FIX Check and correct the input_tags.sparse flag by antoinebaker · Pull Request #30187 · scikit-learn/scikit-learn

antoinebaker · 2024-10-31T16:58:20Z

Reference Issues/PRs

What does this implement/fix? Explain your changes.

The test check_estimator_sparse_tag is added.
It checks that the input_tags.sparse tag of an estimator is consistent:

if input_tags.sparse=True the estimator can be fitted on sparse data
if input_tags.sparse=False the estimator must raise a error when fitted on sparse data

The input_tags.sparse flag was edited for a lot of estimators.

github-actions · 2024-10-31T16:59:41Z

✔️ Linting Passed

All linting checks passed.

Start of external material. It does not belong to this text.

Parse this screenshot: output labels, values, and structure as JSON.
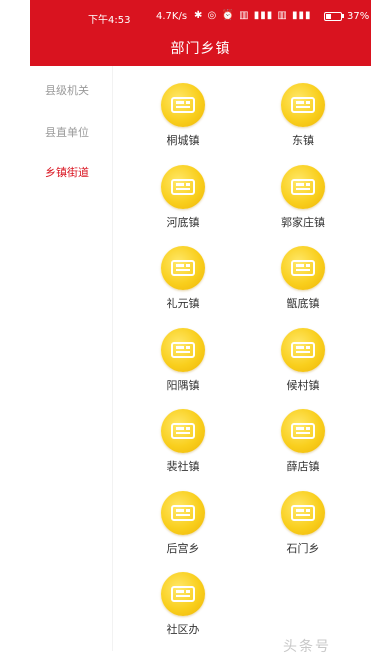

Your pull request is in excellent shape! ☀️

_{Generated for commit: b54a408. Link to the linter CI: here}

ogrisel

Thanks for the PR. Any reason to decide to introduce a new check_estimator_sparse_tagestimator check instead of making the existing check_estimator_sparse_array tag-aware?

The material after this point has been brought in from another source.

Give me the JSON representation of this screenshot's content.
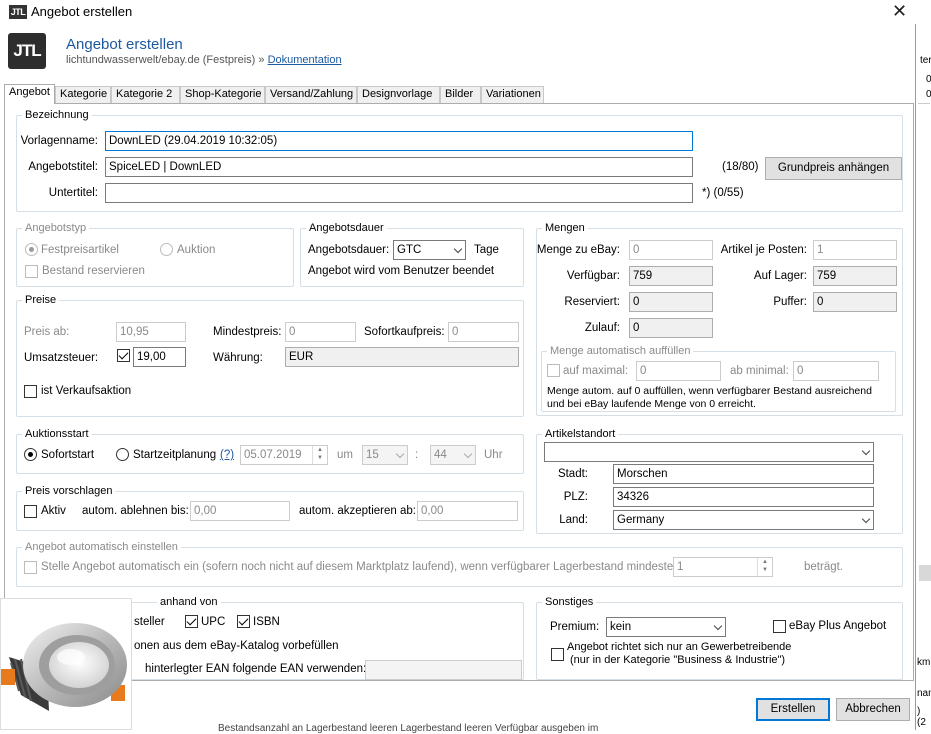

Since estimator checks are already costly to run, I would rather avoid proliferation and redundancy when possible.

doc/whats_new/upcoming_changes/sklearn.utils/30187.api.rst

antoinebaker · 2024-11-04T15:46:28Z

Thanks for the PR. Any reason to decide to introduce a new check_estimator_sparse_tagestimator check instead of making the existing check_estimator_sparse_array tag-aware?

Since estimator checks are already costly to run, I would rather avoid proliferation and redundancy when possible.

I tried to make check_estimator_sparse_array tag-aware, but didn't manage to combine the old behavior (testing on various sparse formats, and if the estimator doesn't support the sparse format checking that it fails gracefully with the appropriate error) and what the new test is doing (checking that sparse tag is equivalent to raising or not the error).

Actually the new test is done with the assumption that the sparse flag is equivalent to accept csr input. It seems that the csr format is kind of a default (if the estimator can accept sparse input it always include csr, but it may reject other sparse formats), I didn't encounter a counterexample in the estimators.

Perhaps a cleaner alternative as suggested by @glemaitre would be that

the sparse tag is the list of supported sparse formats instead of a boolean
make validate_data rely on the sparse estimator tag instead of the accept_sparse argument.

ogrisel · 2024-11-05T15:13:55Z

Perhaps a cleaner alternative as suggested by @glemaitre would be that
the sparse tag is the list of supported sparse formats instead of a boolean
make validate_data rely on the sparse estimator tag instead of the accept_sparse argument.

I am a bit afraid about the breaking change induced by entirely changing the meaning of the .input_tags.sparse tag but if that many estimators needed a fix in the first place, it probably means that nobody was actually relying on that tag anywhere within our outside the scikit-learn code base anyway so we are free to make the changes we want.

+1 for updating your PR to implement what you suggest above and see what it practically entails.

glemaitre

This a first round of review just looking at the test. I'll check now the changes in the different estimator to know if I'm getting surprise by what I'll see.

doc/whats_new/upcoming_changes/sklearn.utils/30187.enhancement.rst

doc/whats_new/upcoming_changes/changed-models/30187.fix.rst

sklearn/utils/estimator_checks.py

sklearn/utils/tests/test_estimator_checks.py

glemaitre

OK I think that I made a pass on all estimators. I think that sometimes, we can move the definition in the base class.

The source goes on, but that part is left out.